マンの『ファウスト博士』は面白いですよね。こんな小説をよくもまあ二十世紀半ばにもなって書いたな、と。

ishibashi 2012年07月20日(金)12時09分 編集・削除

プレイヤード版ヴェルヌの書評が出ましたが、ヴェルヌ作品それ自体についての批判になっていて、要するに、「驚異の旅」全部のプレイヤード入りでなかった段階で、作品選択を間違えている、というもの。この人によれば、収録四作中、今も読むに堪えるのは『神秘の島』だけ、ということで、『氷のスフィンクス』に至ってはさんざんにこき下ろし、註も『神秘の島』の註だけがいい、としていますが、この作品を担当したのは編者中唯一のヴェルヌ研究者のマリ=エレーヌ・ユエなので、作品自体の問題ではないでしょう。どうもプレイヤード版自体に対する書評になっていないようで(編集に問題があるのは確かだろうとは思うので、その点を踏み込むべきなのですが、ヴェルヌ研究者でなくても指摘できることはあったはず)、残念です(挿絵が小さくなって残念とかいわれてもね……)。

http://laquinzaine.wordpress.com/2012/07/12/verne-en-pleiade-une-bonne-idee/

sansin 2012年07月20日(金)21時43分 編集・削除

『ルパン最後の恋』、読みたいですね。早く邦訳を。

そう、ルパンも『813』『虎の牙』を新訳一巻本で続けて読む、というのはいいかも知れない。

ところで個人的には実は、今後一番古びてしまうのは古典的「傑作」として(相対的に、ながら)完成度の高い『神秘の島』ではないかと思っているのですが。

『グラント』や『海底』を今は読むに耐えないなどと言っている人がいたら、もう少しよく読んでごらん、としか言いようがありませんね。

欧明社に注文していたプレイヤード版、入荷したとの連絡あり。来週にはゲットです。

ishibashi 2012年07月20日(金)23時41分 編集・削除

『813』の忠実な映像化のDVDを今日入手したところです。実は大学院時代、ルパン研究会というのを同じ研究室の仲間とやっていたんですよ。その時、発表順に原書で読み返し、実に面白かった。
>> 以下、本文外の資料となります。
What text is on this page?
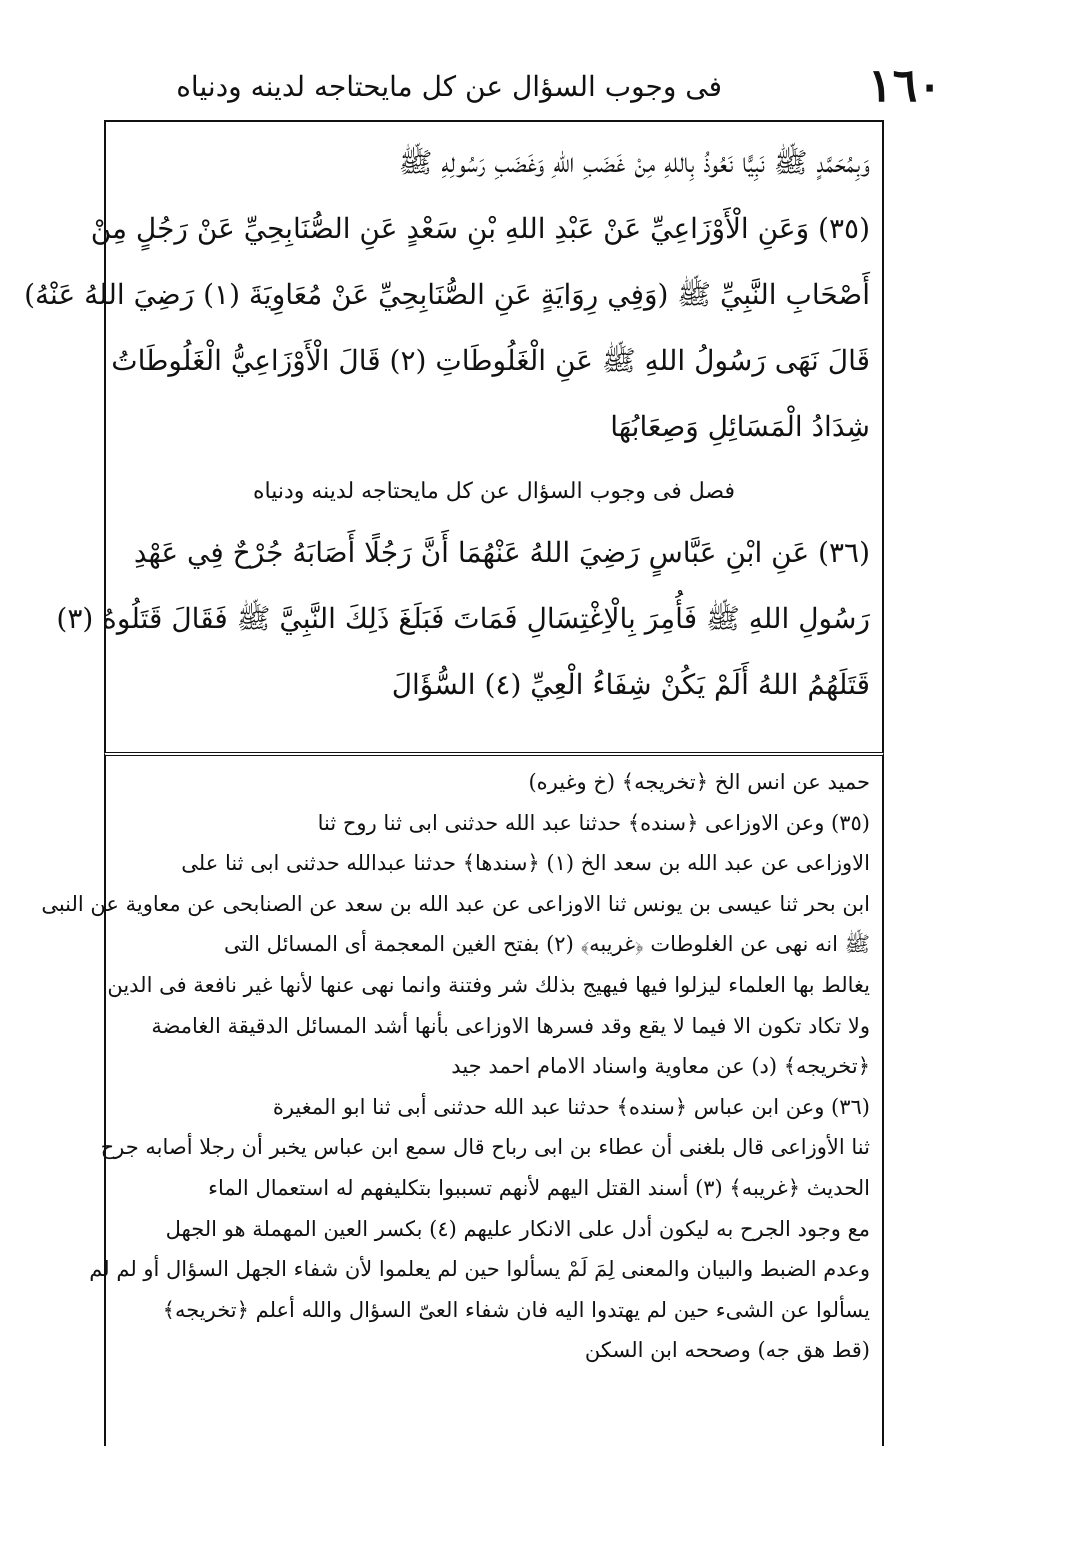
١٦٠
فى وجوب السؤال عن كل مايحتاجه لدينه ودنياه
وَبِمُحَمَّدٍ ﷺ نَبِيًّا نَعُوذُ بِاللهِ مِنْ غَضَبِ اللهِ وَغَضَبِ رَسُولِهِ ﷺ
(٣٥) وَعَنِ الْأَوْزَاعِيِّ عَنْ عَبْدِ اللهِ بْنِ سَعْدٍ عَنِ الصُّنَابِحِيِّ عَنْ رَجُلٍ مِنْ
أَصْحَابِ النَّبِيِّ ﷺ (وَفِي رِوَايَةٍ عَنِ الصُّنَابِحِيِّ عَنْ مُعَاوِيَةَ (١) رَضِيَ اللهُ عَنْهُ)
قَالَ نَهَى رَسُولُ اللهِ ﷺ عَنِ الْغَلُوطَاتِ (٢) قَالَ الْأَوْزَاعِيُّ الْغَلُوطَاتُ
شِدَادُ الْمَسَائِلِ وَصِعَابُهَا
فصل فى وجوب السؤال عن كل مايحتاجه لدينه ودنياه
(٣٦) عَنِ ابْنِ عَبَّاسٍ رَضِيَ اللهُ عَنْهُمَا أَنَّ رَجُلًا أَصَابَهُ جُرْحٌ فِي عَهْدِ
رَسُولِ اللهِ ﷺ فَأُمِرَ بِالْاِغْتِسَالِ فَمَاتَ فَبَلَغَ ذَلِكَ النَّبِيَّ ﷺ فَقَالَ قَتَلُوهُ (٣)
قَتَلَهُمُ اللهُ أَلَمْ يَكُنْ شِفَاءُ الْعِيِّ (٤) السُّؤَالَ
حميد عن انس الخ ﴿تخريجه﴾ (خ وغيره)
(٣٥) وعن الاوزاعى ﴿سنده﴾ حدثنا عبد الله حدثنى ابى ثنا روح ثنا
الاوزاعى عن عبد الله بن سعد الخ (١) ﴿سندها﴾ حدثنا عبدالله حدثنى ابى ثنا على
ابن بحر ثنا عيسى بن يونس ثنا الاوزاعى عن عبد الله بن سعد عن الصنابحى عن معاوية عن النبى
ﷺ انه نهى عن الغلوطات ﴿غريبه﴾ (٢) بفتح الغين المعجمة أى المسائل التى
يغالط بها العلماء ليزلوا فيها فيهيج بذلك شر وفتنة وانما نهى عنها لأنها غير نافعة فى الدين
ولا تكاد تكون الا فيما لا يقع وقد فسرها الاوزاعى بأنها أشد المسائل الدقيقة الغامضة
﴿تخريجه﴾ (د) عن معاوية واسناد الامام احمد جيد
(٣٦) وعن ابن عباس ﴿سنده﴾ حدثنا عبد الله حدثنى أبى ثنا ابو المغيرة
ثنا الأوزاعى قال بلغنى أن عطاء بن ابى رباح قال سمع ابن عباس يخبر أن رجلا أصابه جرح
الحديث ﴿غريبه﴾ (٣) أسند القتل اليهم لأنهم تسببوا بتكليفهم له استعمال الماء
مع وجود الجرح به ليكون أدل على الانكار عليهم (٤) بكسر العين المهملة هو الجهل
وعدم الضبط والبيان والمعنى لِمَ لَمْ يسألوا حين لم يعلموا لأن شفاء الجهل السؤال أو لم لم
يسألوا عن الشىء حين لم يهتدوا اليه فان شفاء العىّ السؤال والله أعلم ﴿تخريجه﴾
(قط هق جه) وصححه ابن السكن
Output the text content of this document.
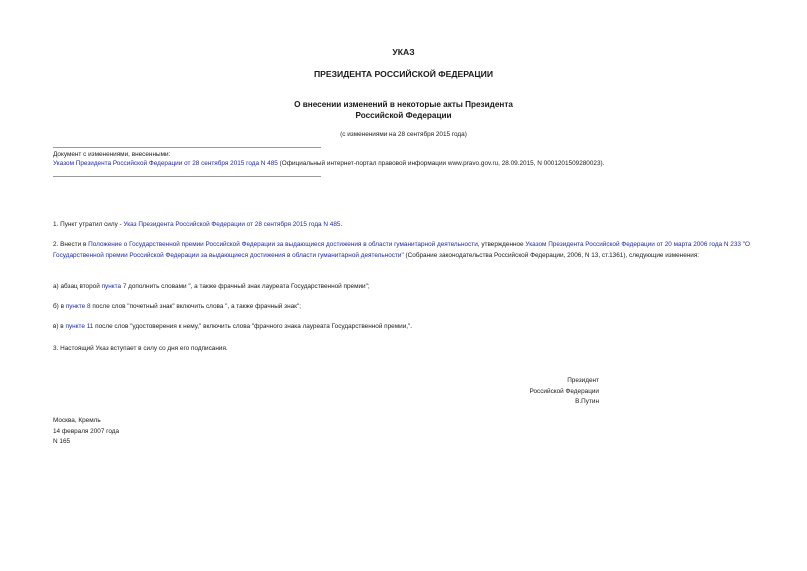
УКАЗ
ПРЕЗИДЕНТА РОССИЙСКОЙ ФЕДЕРАЦИИ
О внесении изменений в некоторые акты Президента
Российской Федерации
(с изменениями на 28 сентября 2015 года)
Документ с изменениями, внесенными:
Указом Президента Российской Федерации от 28 сентября 2015 года N 485 (Официальный интернет-портал правовой информации www.pravo.gov.ru, 28.09.2015, N 0001201509280023).
1. Пункт утратил силу - Указ Президента Российской Федерации от 28 сентября 2015 года N 485.
2. Внести в Положение о Государственной премии Российской Федерации за выдающиеся достижения в области гуманитарной деятельности, утвержденное Указом Президента Российской Федерации от 20 марта 2006 года N 233 "О Государственной премии Российской Федерации за выдающиеся достижения в области гуманитарной деятельности" (Собрание законодательства Российской Федерации, 2006, N 13, ст.1361), следующие изменения:
а) абзац второй пункта 7 дополнить словами ", а также фрачный знак лауреата Государственной премии";
б) в пункте 8 после слов "почетный знак" включить слова ", а также фрачный знак";
в) в пункте 11 после слов "удостоверения к нему," включить слова "фрачного знака лауреата Государственной премии,".
3. Настоящий Указ вступает в силу со дня его подписания.
Президент
Российской Федерации
В.Путин
Москва, Кремль
14 февраля 2007 года
N 165
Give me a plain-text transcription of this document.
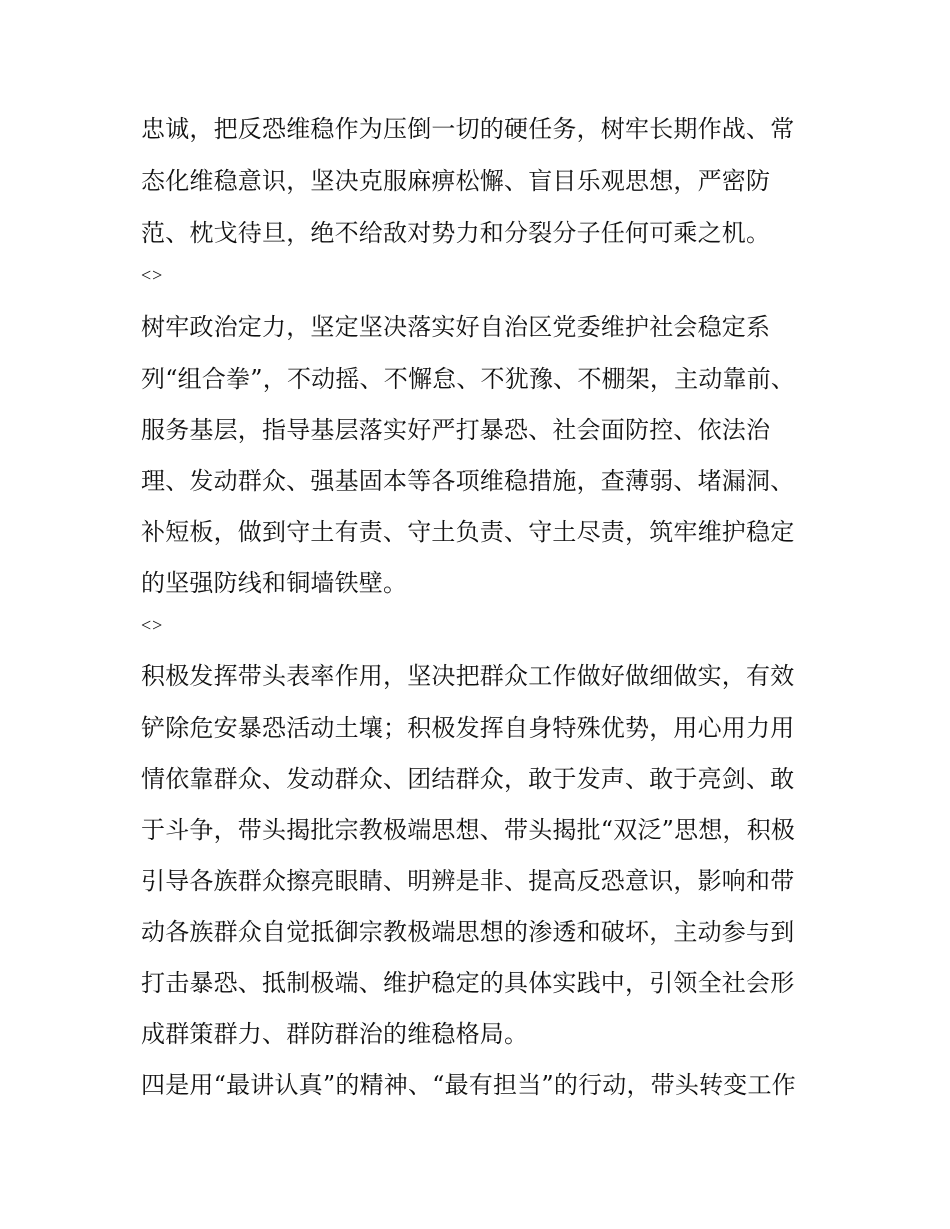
忠诚，把反恐维稳作为压倒一切的硬任务，树牢长期作战、常
态化维稳意识，坚决克服麻痹松懈、盲目乐观思想，严密防
范、枕戈待旦，绝不给敌对势力和分裂分子任何可乘之机。
<>
树牢政治定力，坚定坚决落实好自治区党委维护社会稳定系
列“组合拳”，不动摇、不懈怠、不犹豫、不棚架，主动靠前、
服务基层，指导基层落实好严打暴恐、社会面防控、依法治
理、发动群众、强基固本等各项维稳措施，查薄弱、堵漏洞、
补短板，做到守土有责、守土负责、守土尽责，筑牢维护稳定
的坚强防线和铜墙铁壁。
<>
积极发挥带头表率作用，坚决把群众工作做好做细做实，有效
铲除危安暴恐活动土壤；积极发挥自身特殊优势，用心用力用
情依靠群众、发动群众、团结群众，敢于发声、敢于亮剑、敢
于斗争，带头揭批宗教极端思想、带头揭批“双泛”思想，积极
引导各族群众擦亮眼睛、明辨是非、提高反恐意识，影响和带
动各族群众自觉抵御宗教极端思想的渗透和破坏，主动参与到
打击暴恐、抵制极端、维护稳定的具体实践中，引领全社会形
成群策群力、群防群治的维稳格局。
四是用“最讲认真”的精神、“最有担当”的行动，带头转变工作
ちょうどフランス語で本が読めるようになったころで、ルパンは難易度的にぴったりでそれだけでも楽しかったんでしょう。

『中野重治書簡集』を編者の竹内栄美子さんのご厚意で出版社代送の著者価格で入手しました。箱入り。宛先を見ているだけでなんというぜいたくな時代、という感じです。中野の文章はやはり面白いなあ……。泰淳の文章とともに、こういう文章を死ぬまでに一度書けたら、とこれは見果てぬ夢のまた夢…… 後藤明生はあと四日か、待ち遠しい。